A tall black stove stood two cots down to Navarro’s right, in the aisle running the length of the room. Sun glistened off the iron from the sashed, flyspecked windows cut deep into both adobe walls. A table stood beside the stove, draped with a white sheet and piled with silver trays and medical tools. There was an alarm clock on the table, ticking loudly.

Beneath the ticking, the shouted commands and marching feet of close-order drill rose from outside. A horse whinnied. Closer by, a man laughed, and Navarro gave his aching gaze to an open window across the room and ten feet right.

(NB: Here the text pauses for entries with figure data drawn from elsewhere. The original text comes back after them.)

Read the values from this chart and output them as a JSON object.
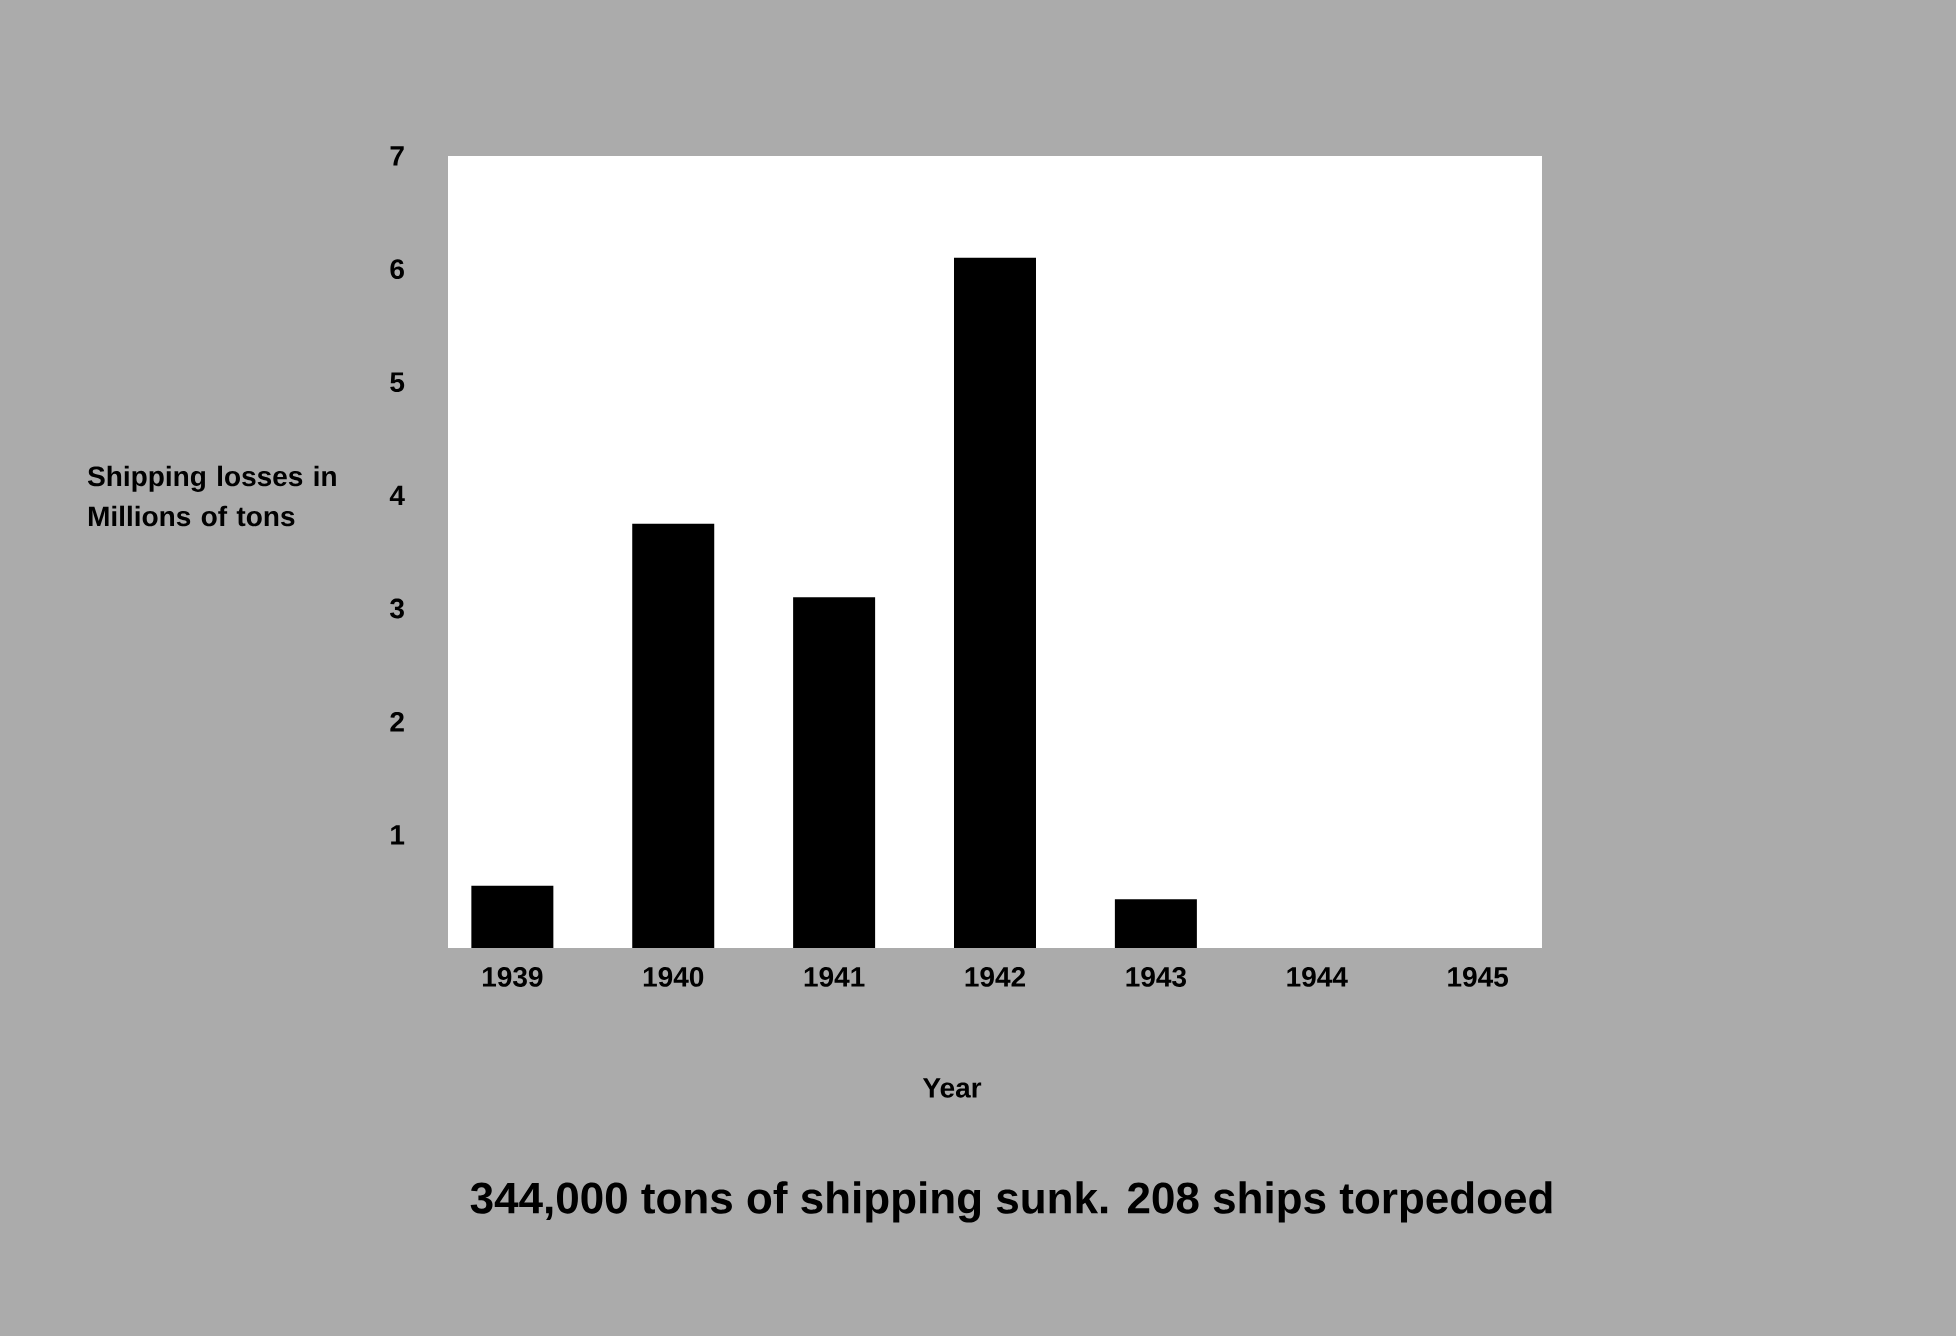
{
  "chart_data": {
    "type": "bar",
    "ylabel": "Shipping losses in Millions of tons",
    "xlabel": "Year",
    "annotations": [
      "344,000 tons of shipping sunk. 208 ships torpedoed"
    ],
    "categories": [
      "1939",
      "1940",
      "1941",
      "1942",
      "1943",
      "1944",
      "1945"
    ],
    "values": [
      0.55,
      3.75,
      3.1,
      6.1,
      0.43,
      0,
      0
    ],
    "color": "#000000",
    "ylim": [
      0,
      7
    ],
    "yticks": [
      1,
      2,
      3,
      4,
      5,
      6,
      7
    ]
  }
}
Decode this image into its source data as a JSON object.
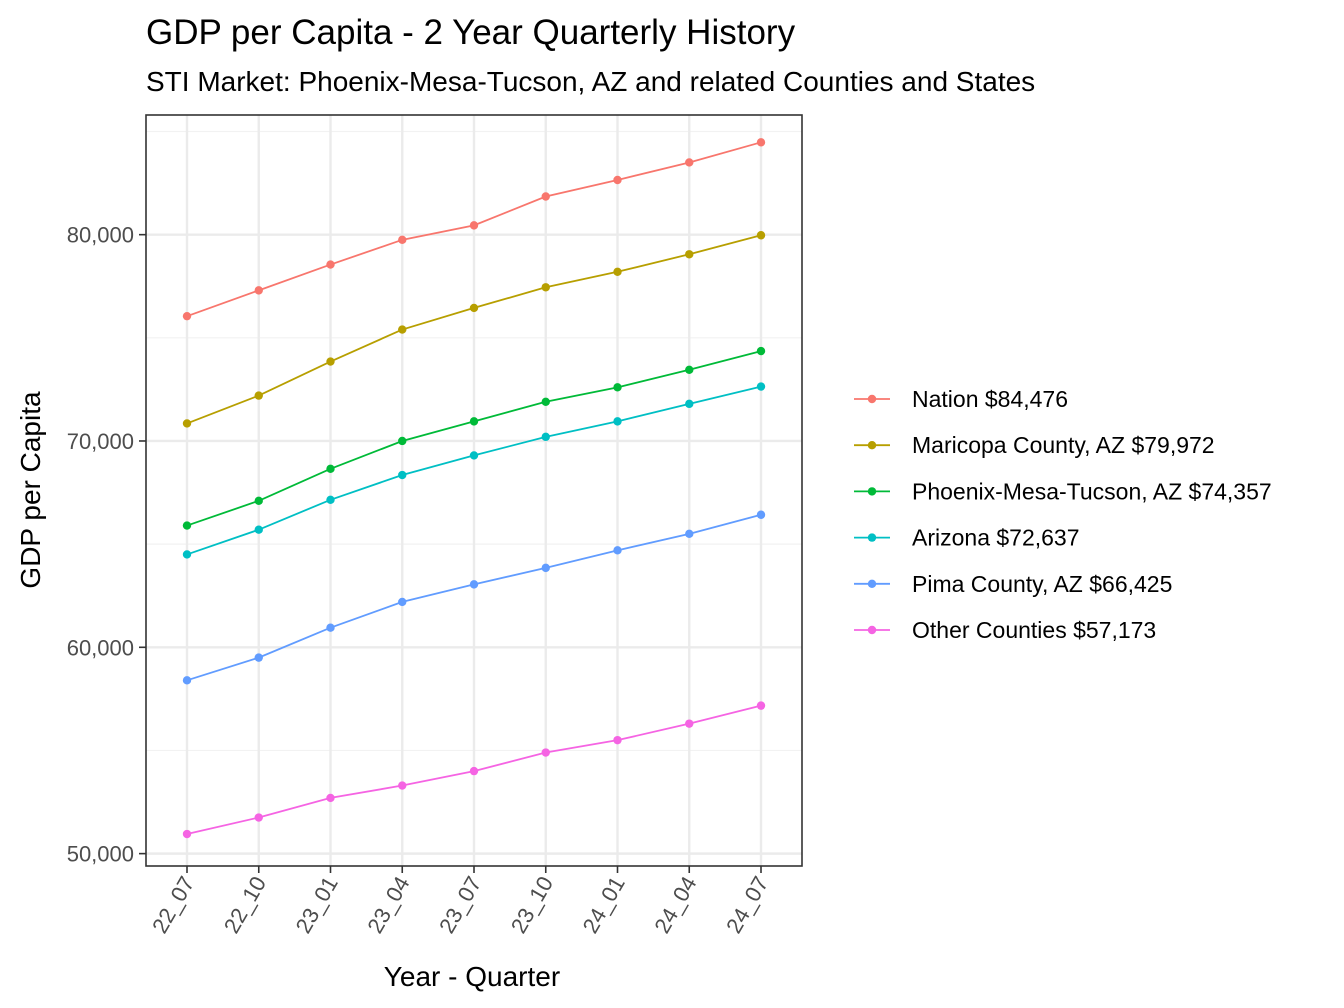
{
  "chart_data": {
    "type": "line",
    "title": "GDP per Capita - 2 Year Quarterly History",
    "subtitle": "STI Market: Phoenix-Mesa-Tucson, AZ and related Counties and States",
    "xlabel": "Year - Quarter",
    "ylabel": "GDP per Capita",
    "categories": [
      "22_07",
      "22_10",
      "23_01",
      "23_04",
      "23_07",
      "23_10",
      "24_01",
      "24_04",
      "24_07"
    ],
    "ylim": [
      49400,
      85800
    ],
    "yticks": [
      50000,
      60000,
      70000,
      80000
    ],
    "ytick_labels": [
      "50,000",
      "60,000",
      "70,000",
      "80,000"
    ],
    "grid": true,
    "legend_position": "right",
    "series": [
      {
        "name": "Nation $84,476",
        "color": "#F8766D",
        "values": [
          76050,
          77300,
          78550,
          79750,
          80450,
          81850,
          82650,
          83500,
          84476
        ]
      },
      {
        "name": "Maricopa County, AZ $79,972",
        "color": "#B79F00",
        "values": [
          70850,
          72200,
          73850,
          75400,
          76450,
          77450,
          78200,
          79050,
          79972
        ]
      },
      {
        "name": "Phoenix-Mesa-Tucson, AZ $74,357",
        "color": "#00BA38",
        "values": [
          65900,
          67100,
          68650,
          70000,
          70950,
          71900,
          72600,
          73450,
          74357
        ]
      },
      {
        "name": "Arizona $72,637",
        "color": "#00BFC4",
        "values": [
          64500,
          65700,
          67150,
          68350,
          69300,
          70200,
          70950,
          71800,
          72637
        ]
      },
      {
        "name": "Pima County, AZ $66,425",
        "color": "#619CFF",
        "values": [
          58400,
          59500,
          60950,
          62200,
          63050,
          63850,
          64700,
          65500,
          66425
        ]
      },
      {
        "name": "Other Counties $57,173",
        "color": "#F564E3",
        "values": [
          50950,
          51750,
          52700,
          53300,
          54000,
          54900,
          55500,
          56300,
          57173
        ]
      }
    ]
  }
}
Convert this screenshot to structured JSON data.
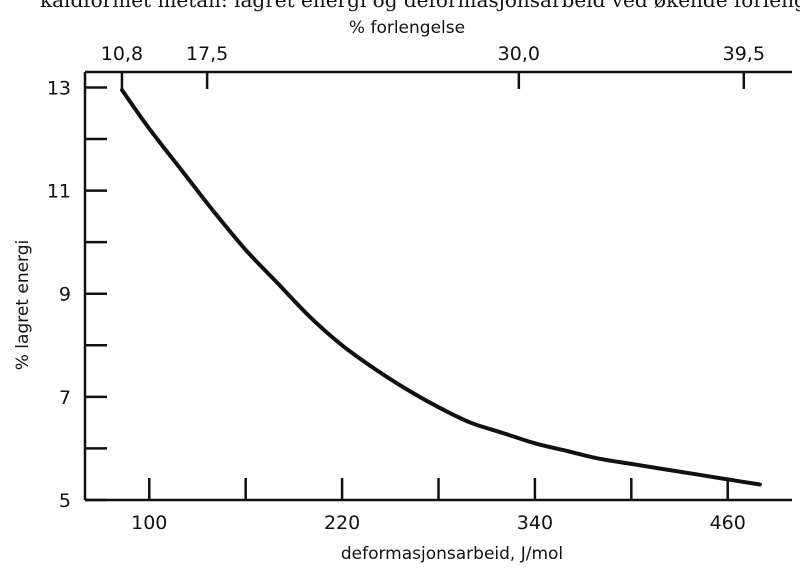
{
  "caption_fragment": "kaldformet metall: lagret energi og deformasjonsarbeid ved økende forlengelse",
  "chart_data": {
    "type": "line",
    "xlabel": "deformasjonsarbeid, J/mol",
    "ylabel": "% lagret energi",
    "top_axis_label": "% forlengelse",
    "xlim": [
      60,
      500
    ],
    "ylim": [
      5,
      13.3
    ],
    "x_ticks": [
      100,
      220,
      340,
      460
    ],
    "x_minor_ticks": [
      160,
      280,
      400
    ],
    "y_ticks": [
      5,
      7,
      9,
      11,
      13
    ],
    "y_minor_ticks": [
      6,
      8,
      10,
      12
    ],
    "top_ticks": [
      {
        "x": 83,
        "label": "10,8"
      },
      {
        "x": 136,
        "label": "17,5"
      },
      {
        "x": 330,
        "label": "30,0"
      },
      {
        "x": 470,
        "label": "39,5"
      }
    ],
    "series": [
      {
        "x": [
          83,
          100,
          120,
          140,
          160,
          180,
          200,
          220,
          240,
          260,
          280,
          300,
          320,
          340,
          360,
          380,
          400,
          420,
          440,
          460,
          480
        ],
        "y": [
          12.95,
          12.2,
          11.4,
          10.6,
          9.85,
          9.2,
          8.55,
          8.0,
          7.55,
          7.15,
          6.8,
          6.5,
          6.3,
          6.1,
          5.95,
          5.8,
          5.7,
          5.6,
          5.5,
          5.4,
          5.3
        ]
      }
    ]
  }
}
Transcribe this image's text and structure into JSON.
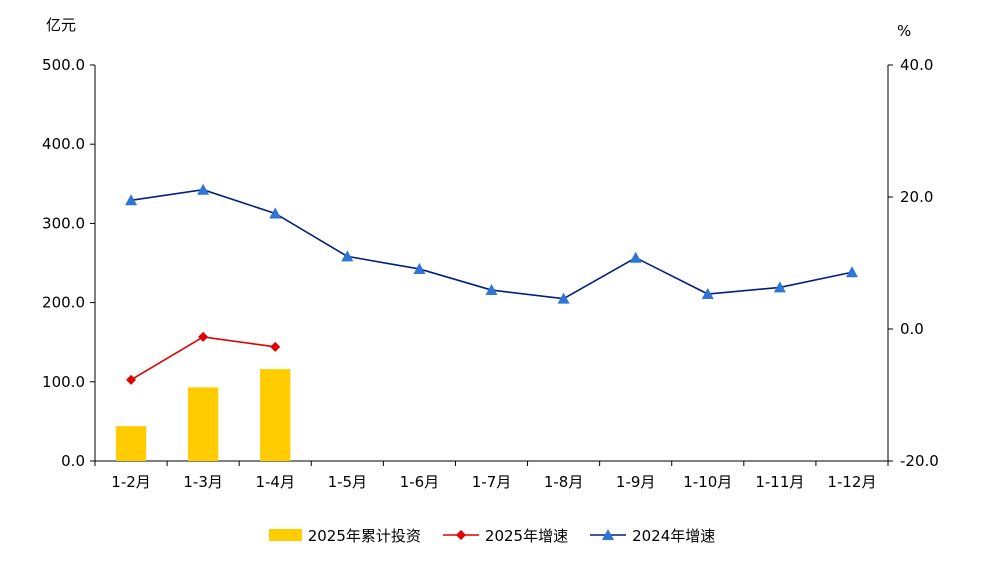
{
  "chart_data": {
    "type": "bar+line",
    "categories": [
      "1-2月",
      "1-3月",
      "1-4月",
      "1-5月",
      "1-6月",
      "1-7月",
      "1-8月",
      "1-9月",
      "1-10月",
      "1-11月",
      "1-12月"
    ],
    "left_axis": {
      "label": "亿元",
      "range": [
        0,
        500
      ],
      "ticks": [
        "0.0",
        "100.0",
        "200.0",
        "300.0",
        "400.0",
        "500.0"
      ]
    },
    "right_axis": {
      "label": "%",
      "range": [
        -20,
        40
      ],
      "ticks": [
        "-20.0",
        "0.0",
        "20.0",
        "40.0"
      ]
    },
    "series": [
      {
        "name": "2025年累计投资",
        "type": "bar",
        "axis": "left",
        "color": "#FFCC00",
        "values": [
          44,
          93,
          116,
          null,
          null,
          null,
          null,
          null,
          null,
          null,
          null
        ]
      },
      {
        "name": "2025年增速",
        "type": "line",
        "axis": "right",
        "color": "#E00000",
        "marker": "diamond",
        "values": [
          -7.7,
          -1.2,
          -2.7,
          null,
          null,
          null,
          null,
          null,
          null,
          null,
          null
        ]
      },
      {
        "name": "2024年增速",
        "type": "line",
        "axis": "right",
        "color": "#002080",
        "marker": "triangle",
        "marker_color": "#2E75D6",
        "values": [
          19.5,
          21.1,
          17.5,
          11.0,
          9.1,
          5.9,
          4.6,
          10.8,
          5.3,
          6.3,
          8.6
        ]
      }
    ],
    "legend": "bottom-center",
    "grid": false
  }
}
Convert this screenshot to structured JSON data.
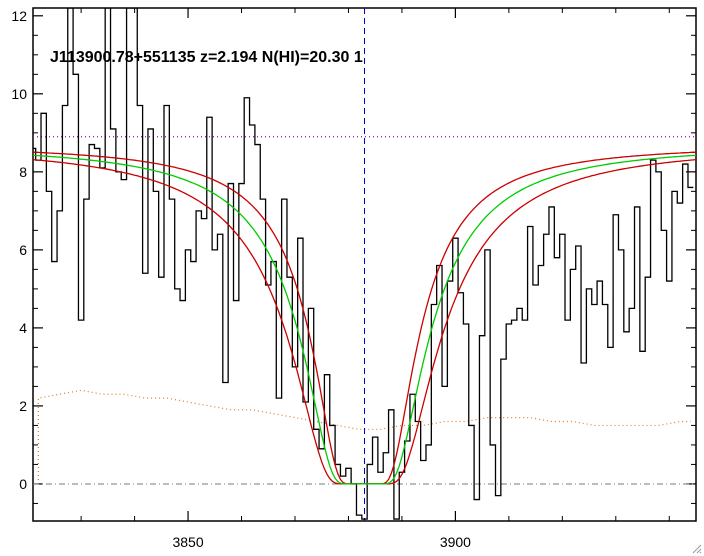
{
  "chart_data": {
    "type": "line",
    "title": "J113900.78+551135 z=2.194 N(HI)=20.30 1",
    "xlabel": "",
    "ylabel": "",
    "xlim": [
      3821,
      3945
    ],
    "ylim": [
      -0.95,
      12.2
    ],
    "x_ticks": [
      3850,
      3900
    ],
    "y_ticks": [
      0,
      2,
      4,
      6,
      8,
      10,
      12
    ],
    "grid": false,
    "colors": {
      "flux": "#000000",
      "model": "#00cc00",
      "model_bounds": "#cc0000",
      "continuum": "#9900cc",
      "error": "#e07a20",
      "zero": "#7a7a7a",
      "line_center": "#0000cc"
    },
    "continuum_level": 8.9,
    "line_center_x": 3883,
    "model": {
      "center": 3883,
      "continuum_start": 8.7,
      "continuum_end": 8.7,
      "column_density_log": 20.3,
      "lower_log": 20.15,
      "upper_log": 20.45
    },
    "series": [
      {
        "x": [
          3821,
          3822,
          3823,
          3824,
          3825,
          3826,
          3827,
          3828,
          3829,
          3830,
          3831,
          3832,
          3833,
          3834,
          3835,
          3836,
          3837,
          3838,
          3839,
          3840,
          3841,
          3842,
          3843,
          3844,
          3845,
          3846,
          3847,
          3848,
          3849,
          3850,
          3851,
          3852,
          3853,
          3854,
          3855,
          3856,
          3857,
          3858,
          3859,
          3860,
          3861,
          3862,
          3863,
          3864,
          3865,
          3866,
          3867,
          3868,
          3869,
          3870,
          3871,
          3872,
          3873,
          3874,
          3875,
          3876,
          3877,
          3878,
          3879,
          3880,
          3881,
          3882,
          3883,
          3884,
          3885,
          3886,
          3887,
          3888,
          3889,
          3890,
          3891,
          3892,
          3893,
          3894,
          3895,
          3896,
          3897,
          3898,
          3899,
          3900,
          3901,
          3902,
          3903,
          3904,
          3905,
          3906,
          3907,
          3908,
          3909,
          3910,
          3911,
          3912,
          3913,
          3914,
          3915,
          3916,
          3917,
          3918,
          3919,
          3920,
          3921,
          3922,
          3923,
          3924,
          3925,
          3926,
          3927,
          3928,
          3929,
          3930,
          3931,
          3932,
          3933,
          3934,
          3935,
          3936,
          3937,
          3938,
          3939,
          3940,
          3941,
          3942,
          3943,
          3944
        ],
        "values": [
          8.6,
          8.3,
          9.5,
          7.5,
          5.7,
          7.0,
          9.7,
          12.2,
          10.5,
          4.2,
          7.3,
          8.7,
          8.6,
          8.1,
          12.2,
          9.1,
          8.0,
          7.8,
          12.2,
          12.2,
          9.7,
          5.4,
          9.1,
          7.5,
          5.3,
          9.7,
          7.3,
          5.0,
          4.7,
          6.0,
          5.7,
          7.0,
          6.8,
          9.4,
          6.0,
          6.4,
          2.6,
          7.7,
          4.7,
          7.7,
          9.9,
          9.2,
          8.7,
          7.3,
          5.1,
          5.7,
          2.2,
          7.3,
          5.3,
          3.0,
          6.3,
          2.1,
          4.5,
          1.4,
          0.9,
          2.8,
          1.5,
          0.5,
          0.2,
          0.4,
          0.0,
          -0.8,
          -0.9,
          0.5,
          1.2,
          0.3,
          0.8,
          1.9,
          -0.9,
          0.3,
          1.1,
          2.3,
          1.6,
          0.6,
          1.0,
          4.6,
          5.6,
          2.5,
          5.2,
          6.3,
          4.9,
          4.1,
          1.5,
          -0.4,
          3.8,
          6.0,
          1.0,
          -0.3,
          3.2,
          4.1,
          4.2,
          4.5,
          4.2,
          6.6,
          5.1,
          5.6,
          6.4,
          7.1,
          5.8,
          6.4,
          4.2,
          5.5,
          6.1,
          3.1,
          5.0,
          4.6,
          5.2,
          4.6,
          3.5,
          6.9,
          6.0,
          3.9,
          4.5,
          7.1,
          3.4,
          5.3,
          8.3,
          8.0,
          6.5,
          5.2,
          7.5,
          7.2,
          8.2,
          7.6
        ]
      }
    ],
    "error_series": {
      "x": [
        3822,
        3826,
        3830,
        3834,
        3838,
        3842,
        3846,
        3850,
        3854,
        3858,
        3862,
        3866,
        3870,
        3874,
        3878,
        3882,
        3886,
        3890,
        3894,
        3898,
        3902,
        3906,
        3910,
        3914,
        3918,
        3922,
        3926,
        3930,
        3934,
        3938,
        3942,
        3944
      ],
      "values": [
        2.2,
        2.3,
        2.4,
        2.3,
        2.3,
        2.2,
        2.2,
        2.1,
        2.0,
        1.9,
        1.9,
        1.8,
        1.7,
        1.6,
        1.5,
        1.4,
        1.4,
        1.5,
        1.5,
        1.6,
        1.6,
        1.7,
        1.7,
        1.7,
        1.6,
        1.6,
        1.5,
        1.5,
        1.5,
        1.5,
        1.6,
        1.6
      ]
    }
  },
  "window": {
    "resize_icon": "resize-grip-icon"
  }
}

A soldier in a white shirt, suspenders, and a visored forage cap stood just outside the window, smoking and laughing in the arbor shade with another man Navarro couldn’t see. Tom smelled the rich aroma of their cigarettes. He took a deep breath, yearning for one himself.

He lay back against the pillow and stared at the ceiling, trying to remember what had put him here. Then he became aware again of the tight wrap around his head. He lifted his hands to it, felt the gauze strips.

It all came back to him at once, like a half-remembered dream: Karla, the Apaches, Dallas, and Charlie. There was something unreal about the memory. The sun streaming through the windows was too bright, the sky too brassy blue. The world seemed too calm and orderly, for him to have lost not only Karla, but two of his best friends, as well.